La seguridad de su esposa es imprescindible».
—¡Oh, buena idea, esposo!
Pobres de ellos; se llevarán la culpa.
Jajaja —se burló Elena.
«Casi olvidé que esta no es la era de los usuarios de habilidades, donde usar habilidades era bastante normal.
Tengo que tener cuidado de no levantar sospechas hasta que comience el despertar».
—También necesitamos asegurarnos de que uno de nosotros pueda entrar en la sala de inventario —añadió Ethan.
—Bien, esposo.
Después de unos minutos, llegaron a la puerta del inventario, que estaba custodiada por dos hombres corpulentos con numerosas cicatrices en sus rostros.
—¿Quiénes son estos?
—preguntó uno de los guardias.
—Guardias del jefe, son los que recuperaron el último lote de suministros del almacén.
El capitán de seguridad me instruyó para dejarlos entrar a organizar los artículos —dijo el Calvo.
En realidad, estaba mintiendo; ese se suponía que era su trabajo, pero se sentía perezoso, y este nuevo recluta era fácil de intimidar.
Quería que Ethan y Elena se hicieran cargo de sus responsabilidades.
—Hmph, ¡mientras sepas lo que estás haciendo!
Entren ahora —gruñó uno de los guardias.
Después de escuchar las palabras del Calvo, Elena y Ethan se sintieron eufóricos; él realmente los había ayudado hoy permitiéndoles entrar al inventario sin crear una coartada.
«Jaja, ahora el plan avanza muy bien».
Inmediatamente entraron en la sala de inventario y comenzaron a organizar los artículos mientras esperaban que el Calvo terminara de transferir todo lo que habían traído del almacén.
Mientras examinaban los artículos en el interior, jadearon.
Había innumerables cigarrillos, tanto caros como comunes, junto con una amplia selección de alcohol vintage.

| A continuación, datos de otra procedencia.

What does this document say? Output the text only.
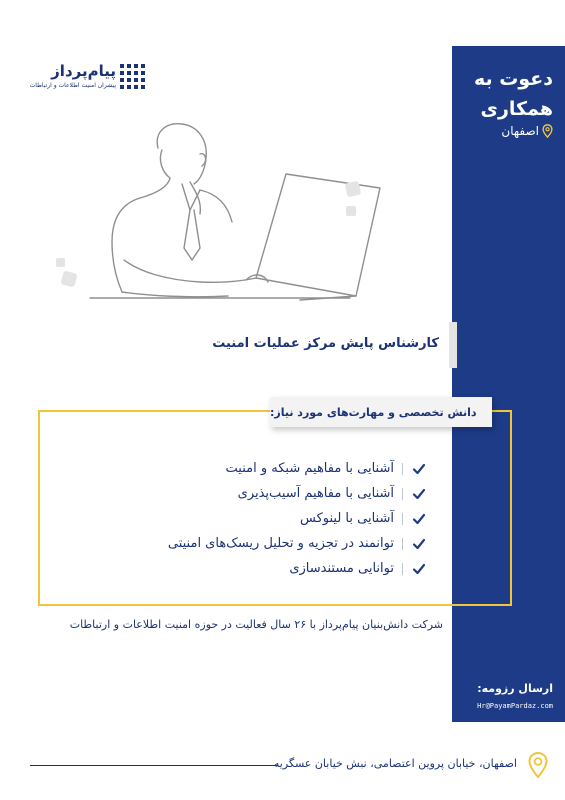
پیام‌پرداز
پیشران امنیت اطلاعات و ارتباطات	دعوت به همکاری
اصفهان
ارسال رزومه:
Hr@PayamPardaz.com
کارشناس پایش مرکز عملیات امنیت
دانش تخصصی و مهارت‌های مورد نیاز:
آشنایی با مفاهیم شبکه و امنیت
آشنایی با مفاهیم آسیب‌پذیری
آشنایی با لینوکس
توانمند در تجزیه و تحلیل ریسک‌های امنیتی
توانایی مستندسازی
شرکت دانش‌بنیان پیام‌پرداز با ۲۶ سال فعالیت در حوزه امنیت اطلاعات و ارتباطات
اصفهان، خیابان پروین اعتصامی، نبش خیابان عسگریه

Además de eso, numerosos estantes estaban llenos de alimentos secos, productos enlatados, cajas de aperitivos, bolsas de arroz, frascos de salsas, cajas de frutas, montones de pasta, botellas de especias, e incluso artículos a granel como harina y azúcar.
La gran variedad dejaba claro que este almacén estaba excepcionalmente bien surtido.
—Será mejor que hagas bien tu trabajo, o te arrepentirás —les advirtió el Calvo mientras salía de la habitación, dirigiéndose al área habitable para tomar una bebida.
Elena y Ethan intercambiaron miradas, ambos listos para ejecutar su plan.